Today is such a different day from yesterday. It is so hard to get your head around how different things can be in such a short space of time. Which was just as well it was a nice day as there was a lot going on today and very little of it was in the garden.

I was able to go out and have a quick look at the emergency measures put in place to hold up the peas seemed to have worked and will have to continue working until I can find the time to make permanent repairs.

It is also after a day like yesterday that I am so grateful I changed my tomato system. In the past I have used bamboo poles to hold them up – but as we saw yesterday they are no match for a strong wind and peas are one thing – but when your tomatoes go down – there are actual tears. Plants snap along with the poles that are supposed to be giving them support.

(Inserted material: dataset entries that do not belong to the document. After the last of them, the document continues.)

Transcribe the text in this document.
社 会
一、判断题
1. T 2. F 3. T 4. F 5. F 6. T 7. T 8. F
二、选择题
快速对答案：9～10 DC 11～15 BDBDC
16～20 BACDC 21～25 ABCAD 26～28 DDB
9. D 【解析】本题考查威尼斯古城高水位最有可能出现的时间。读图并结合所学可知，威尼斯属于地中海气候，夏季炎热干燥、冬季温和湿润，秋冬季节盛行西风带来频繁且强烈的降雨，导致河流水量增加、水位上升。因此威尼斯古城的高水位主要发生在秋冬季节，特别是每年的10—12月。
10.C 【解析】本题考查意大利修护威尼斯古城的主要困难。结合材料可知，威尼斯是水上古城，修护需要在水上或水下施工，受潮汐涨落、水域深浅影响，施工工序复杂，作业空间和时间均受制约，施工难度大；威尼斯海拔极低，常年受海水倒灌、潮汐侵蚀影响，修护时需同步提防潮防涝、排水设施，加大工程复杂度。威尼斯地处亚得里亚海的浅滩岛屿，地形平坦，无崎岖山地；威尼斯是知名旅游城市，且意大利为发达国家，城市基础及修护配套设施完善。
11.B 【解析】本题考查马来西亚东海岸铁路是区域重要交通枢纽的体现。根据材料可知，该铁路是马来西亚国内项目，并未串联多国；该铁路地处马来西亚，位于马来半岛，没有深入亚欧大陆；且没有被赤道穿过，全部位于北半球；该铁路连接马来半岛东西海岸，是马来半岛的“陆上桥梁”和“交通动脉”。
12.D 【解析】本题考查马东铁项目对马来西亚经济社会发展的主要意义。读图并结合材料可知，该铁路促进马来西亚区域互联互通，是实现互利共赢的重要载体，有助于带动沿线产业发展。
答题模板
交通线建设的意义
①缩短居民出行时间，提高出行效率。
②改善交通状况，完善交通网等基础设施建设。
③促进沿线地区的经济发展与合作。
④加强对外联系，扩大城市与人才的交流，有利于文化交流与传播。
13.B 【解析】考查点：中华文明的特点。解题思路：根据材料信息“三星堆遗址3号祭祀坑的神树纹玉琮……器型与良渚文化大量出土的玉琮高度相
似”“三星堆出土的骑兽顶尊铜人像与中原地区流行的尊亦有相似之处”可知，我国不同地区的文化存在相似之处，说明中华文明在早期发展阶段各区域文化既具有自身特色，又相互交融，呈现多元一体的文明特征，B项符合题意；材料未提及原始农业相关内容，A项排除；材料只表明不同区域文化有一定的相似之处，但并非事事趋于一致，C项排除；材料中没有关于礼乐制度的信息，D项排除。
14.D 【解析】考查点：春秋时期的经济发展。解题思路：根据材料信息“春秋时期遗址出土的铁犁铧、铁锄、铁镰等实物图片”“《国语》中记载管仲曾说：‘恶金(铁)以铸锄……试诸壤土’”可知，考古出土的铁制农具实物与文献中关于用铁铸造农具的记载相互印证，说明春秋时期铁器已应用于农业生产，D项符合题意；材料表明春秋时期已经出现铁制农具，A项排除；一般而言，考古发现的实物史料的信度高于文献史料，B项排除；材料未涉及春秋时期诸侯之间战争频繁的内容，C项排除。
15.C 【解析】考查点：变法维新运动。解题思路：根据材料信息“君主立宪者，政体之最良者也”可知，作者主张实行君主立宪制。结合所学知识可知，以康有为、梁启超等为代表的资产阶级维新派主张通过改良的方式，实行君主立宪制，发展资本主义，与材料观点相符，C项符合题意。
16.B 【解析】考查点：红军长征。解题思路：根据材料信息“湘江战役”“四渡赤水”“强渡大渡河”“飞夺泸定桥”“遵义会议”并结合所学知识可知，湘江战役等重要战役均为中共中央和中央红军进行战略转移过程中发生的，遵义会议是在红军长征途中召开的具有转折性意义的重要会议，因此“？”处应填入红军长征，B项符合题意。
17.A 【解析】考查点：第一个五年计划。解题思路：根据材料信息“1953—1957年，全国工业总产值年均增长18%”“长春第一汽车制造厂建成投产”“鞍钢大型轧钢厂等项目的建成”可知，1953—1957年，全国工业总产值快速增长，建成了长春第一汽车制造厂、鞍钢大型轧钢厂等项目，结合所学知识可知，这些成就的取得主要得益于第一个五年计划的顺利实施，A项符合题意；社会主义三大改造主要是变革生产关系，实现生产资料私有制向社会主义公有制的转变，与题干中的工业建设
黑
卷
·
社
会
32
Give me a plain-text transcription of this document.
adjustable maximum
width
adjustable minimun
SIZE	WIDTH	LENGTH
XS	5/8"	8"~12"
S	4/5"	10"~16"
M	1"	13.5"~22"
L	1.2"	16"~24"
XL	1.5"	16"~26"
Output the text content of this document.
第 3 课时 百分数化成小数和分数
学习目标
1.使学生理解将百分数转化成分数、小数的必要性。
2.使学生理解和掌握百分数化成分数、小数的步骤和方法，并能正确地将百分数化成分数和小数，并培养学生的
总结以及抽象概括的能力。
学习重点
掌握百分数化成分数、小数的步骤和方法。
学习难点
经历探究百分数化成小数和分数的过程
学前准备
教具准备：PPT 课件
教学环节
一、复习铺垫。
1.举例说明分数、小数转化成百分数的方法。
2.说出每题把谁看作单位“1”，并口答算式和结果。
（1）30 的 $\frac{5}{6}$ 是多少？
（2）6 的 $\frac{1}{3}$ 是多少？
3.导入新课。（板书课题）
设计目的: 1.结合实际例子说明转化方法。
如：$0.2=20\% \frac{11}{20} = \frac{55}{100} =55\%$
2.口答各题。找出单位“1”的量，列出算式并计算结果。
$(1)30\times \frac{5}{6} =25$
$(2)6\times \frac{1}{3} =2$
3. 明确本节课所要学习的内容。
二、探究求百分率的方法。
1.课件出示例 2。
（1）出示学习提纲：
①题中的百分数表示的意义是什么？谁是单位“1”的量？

Then I used untreated wooden stakes that just loved all the deep watering I was giving my tomatoes and so they were as useful as a chocolate teapot when it came to a windy day as they had rotted below ground and snapped easier than the bamboo poles!

So this year it was heavy metal. I have metal warratahs or T-stakes deeply pounded into my soil and wire strung between them. The tomatoes have been tied to the wires along the length of the garden and aside from slipping a little along the wire in the wind there is absolutely no damage to the tomatoes at all. I feel a little smug right now – but I need to reign in any thoughts like that as it has been quite humid – when it isn’t windy – and we all know blight likes it humid. I need to keep a watchful eye over my garden.

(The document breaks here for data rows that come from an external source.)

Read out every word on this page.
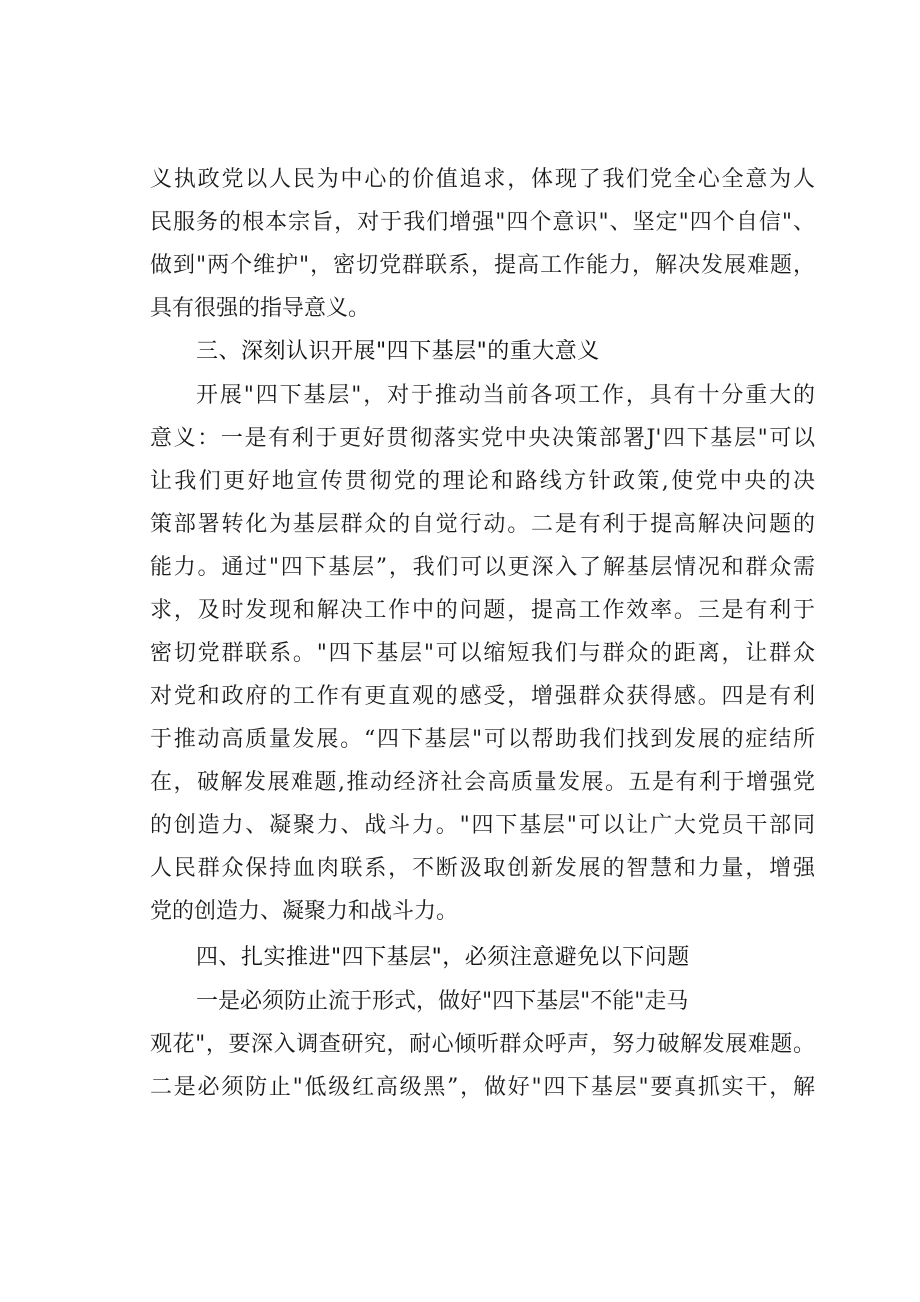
义执政党以人民为中心的价值追求，体现了我们党全心全意为人
民服务的根本宗旨，对于我们增强"四个意识"、坚定"四个自信"、
做到"两个维护"，密切党群联系，提高工作能力，解决发展难题，
具有很强的指导意义。
三、深刻认识开展"四下基层"的重大意义
开展"四下基层"，对于推动当前各项工作，具有十分重大的
意义：一是有利于更好贯彻落实党中央决策部署J'四下基层"可以
让我们更好地宣传贯彻党的理论和路线方针政策,使党中央的决
策部署转化为基层群众的自觉行动。二是有利于提高解决问题的
能力。通过"四下基层”，我们可以更深入了解基层情况和群众需
求，及时发现和解决工作中的问题，提高工作效率。三是有利于
密切党群联系。"四下基层"可以缩短我们与群众的距离，让群众
对党和政府的工作有更直观的感受，增强群众获得感。四是有利
于推动高质量发展。“四下基层"可以帮助我们找到发展的症结所
在，破解发展难题,推动经济社会高质量发展。五是有利于增强党
的创造力、凝聚力、战斗力。"四下基层"可以让广大党员干部同
人民群众保持血肉联系，不断汲取创新发展的智慧和力量，增强
党的创造力、凝聚力和战斗力。
四、扎实推进"四下基层"，必须注意避免以下问题
一是必须防止流于形式，做好"四下基层"不能"走马
观花"，要深入调查研究，耐心倾听群众呼声，努力破解发展难题。
二是必须防止"低级红高级黑”，做好"四下基层"要真抓实干，解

It has been so warm and humid the lettuce has grown exponentially. It is probably four times bigger than it normally would be – if not more. Accepting defeat in the knowledge that there is no way I will ever be able to eat it all – and it’s not like you can freeze it for later – so in order not to waste them before they go to seed, I harvested a load to take to church and give away. There were six supermarket shopping bags FULL of lettuce, which was all gratefully received.

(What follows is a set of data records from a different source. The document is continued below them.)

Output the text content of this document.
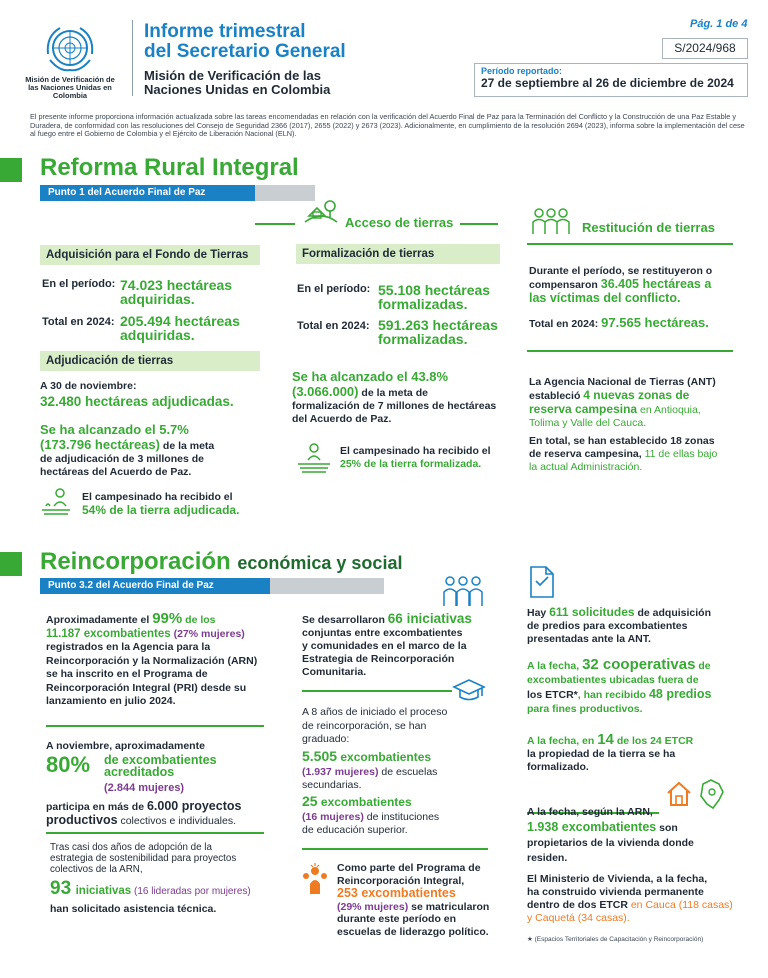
Misión de Verificación de las Naciones Unidas en Colombia
Informe trimestral
del Secretario General
Misión de Verificación de las
Naciones Unidas en Colombia
Pág. 1 de 4
S/2024/968
Período reportado:
27 de septiembre al 26 de diciembre de 2024
El presente informe proporciona información actualizada sobre las tareas encomendadas en relación con la verificación del Acuerdo Final de Paz para la Terminación del Conflicto y la Construcción de una Paz Estable y Duradera, de conformidad con las resoluciones del Consejo de Seguridad 2366 (2017), 2655 (2022) y 2673 (2023). Adicionalmente, en cumplimiento de la resolución 2694 (2023), informa sobre la implementación del cese al fuego entre el Gobierno de Colombia y el Ejército de Liberación Nacional (ELN).
Reforma Rural Integral
Punto 1 del Acuerdo Final de Paz
Acceso de tierras	Restitución de tierras
Adquisición para el Fondo de Tierras
En el período: 74.023 hectáreas
adquiridas.
Total en 2024: 205.494 hectáreas
adquiridas.
Adjudicación de tierras
A 30 de noviembre:
32.480 hectáreas adjudicadas.
Se ha alcanzado el 5.7%
(173.796 hectáreas) de la meta
de adjudicación de 3 millones de
hectáreas del Acuerdo de Paz.
El campesinado ha recibido el
54% de la tierra adjudicada.
Formalización de tierras
En el período: 55.108 hectáreas
formalizadas.
Total en 2024: 591.263 hectáreas
formalizadas.
Se ha alcanzado el 43.8%
(3.066.000) de la meta de
formalización de 7 millones de hectáreas
del Acuerdo de Paz.
El campesinado ha recibido el
25% de la tierra formalizada.
Durante el período, se restituyeron o
compensaron 36.405 hectáreas a
las víctimas del conflicto.
Total en 2024: 97.565 hectáreas.
La Agencia Nacional de Tierras (ANT)
estableció 4 nuevas zonas de
reserva campesina en Antioquia,
Tolima y Valle del Cauca.
En total, se han establecido 18 zonas
de reserva campesina, 11 de ellas bajo
la actual Administración.
Reincorporación económica y social
Punto 3.2 del Acuerdo Final de Paz
Aproximadamente el 99% de los
11.187 excombatientes (27% mujeres)
registrados en la Agencia para la
Reincorporación y la Normalización (ARN)
se ha inscrito en el Programa de
Reincorporación Integral (PRI) desde su
lanzamiento en julio 2024.
A noviembre, aproximadamente
80% de excombatientes
acreditados
(2.844 mujeres)
participa en más de 6.000 proyectos
productivos colectivos e individuales.
Tras casi dos años de adopción de la
estrategia de sostenibilidad para proyectos
colectivos de la ARN,
93 iniciativas (16 lideradas por mujeres)
han solicitado asistencia técnica.
Se desarrollaron 66 iniciativas
conjuntas entre excombatientes
y comunidades en el marco de la
Estrategia de Reincorporación
Comunitaria.
A 8 años de iniciado el proceso
de reincorporación, se han
graduado:
5.505 excombatientes
(1.937 mujeres) de escuelas
secundarias.
25 excombatientes
(16 mujeres) de instituciones
de educación superior.
Como parte del Programa de
Reincorporación Integral,
253 excombatientes
(29% mujeres) se matricularon
durante este período en
escuelas de liderazgo político.
Hay 611 solicitudes de adquisición
de predios para excombatientes
presentadas ante la ANT.
A la fecha, 32 cooperativas de
excombatientes ubicadas fuera de
los ETCR*, han recibido 48 predios
para fines productivos.
A la fecha, en 14 de los 24 ETCR
la propiedad de la tierra se ha
formalizado.
A la fecha, según la ARN,
1.938 excombatientes son
propietarios de la vivienda donde
residen.
El Ministerio de Vivienda, a la fecha,
ha construido vivienda permanente
dentro de dos ETCR en Cauca (118 casas)
y Caquetá (34 casas).
★ (Espacios Territoriales de Capacitación y Reincorporación)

Oh and today is a great day – it is officially the first day of summer! The tumultuous weather of spring is well and truly behind us and I am looking forward to typical summer weather – all hot and sunny and lovely. I’m sure that’s how it goes – it’s been a year since we last had summer and I have a terrible memory.
Come again soon – irrigation is still on my mind.
Sarah the Gardener : o )
I remember your last summer and it seemed it was either totally boggy or frightfully dry. It’s the bane of farmers and gardeners–the weather. Why, even now, I note that your blog has snow! What’s up with that?
Hi there. Great remembering. Last year was the dry year as we had a huge drought – the worst since some record or other. I think the year before was the terribly wet one. So I guess we are due for a perfectly average one this year.
The snow is a nod to Christmas. Maybe festive lights would be more appropriate, however down here a lot of our Christmas imagery is snow, snowmen, sleighs, red breasted robins (we don’t even have these) and santa inappropriately dressed for the weather in a big thick fluffy suit, hat and boots! We even sing about dreaming of a white Christmas – in fact most of the carols are winter themed! We can even buy fake snow for our tree! It’s madness!
Cheers Sarah : o )
I’m missing my outdoor garden … I’m growing indoors because it is almost winter in my Ohio garden. Thank you for sharing this post!
HI Bren. I enjoy Northern Hemisphere gardens in my winter so I’m just returning the blessing.
I hope your winter isn’t too harsh.
Cheers Sarah : o )
Awesome lettuce! I am getting excited by veggies all over again and picked up an Egyptian walking onion and a perennial leek when I was down in Hobart on the weekend 🙂
HI Fran. That is the second time this week I have heard someone mention Egyptian walking onion – it must be trendy right now. I had a leek in the winter flower and then instead of going to seed like the rest, it grew little shoots and then it bowed down and rested on the soil and they all took root. But I didn’t have space for them at the time and definitely didn’t want as many as came up so I reluctantly pulled them out. Quite bizarre!
Cheers Sarah : o )
That is very strange indeed! This perennial leek does the same thing but just keeps on producing side leeks exponentially. You just pull them off and it grows more (apparently) and the Egyptian walking onion grows bulbs at the top of the foliage then bows down as they grow and get hefty and when it touches the ground it roots and starts again. Could be a most interesting garden plant let alone food. I am waiting (eagerly) to get some potato onions from a local source. I love me some weird and wonderful veggies. Most of the time the wallabies leave them alone but they LOVE onions and alliums and scoff them down to the base. This year there must have been enough food for them as the garlic underneath the mulberry tree was left alone and has been left to flower. I will collect the seed and start some from seed this year. I want the whole of Serendipity Farm to be covered with the stuff…it seems to grow really well in our conditions and aside from the odd wallaby scoff, nothing else touches it. The outside chook enclosure where we have a rooster that got almost killed by his brother and father (we call him “Wonky” as he now walks funny) and the hens that we manage to find before the feral cats eat their chicks is very sparce in vegetation. All that has survived in there are agapanthus (that they use for nesting in) and 2 stray garlic bulbs that almost look alien surrounded by bare scratched earth. You have to say that garlic is tenacious!
Oh those strawberries and lettuce look great, but that lemon balm is amazing. I have a nephew who welds rebar into stands for tomatoes. They are very spendy, but I think I may splurge for a few next year. Keep up the posts, love to see green while looking at the white out the window here.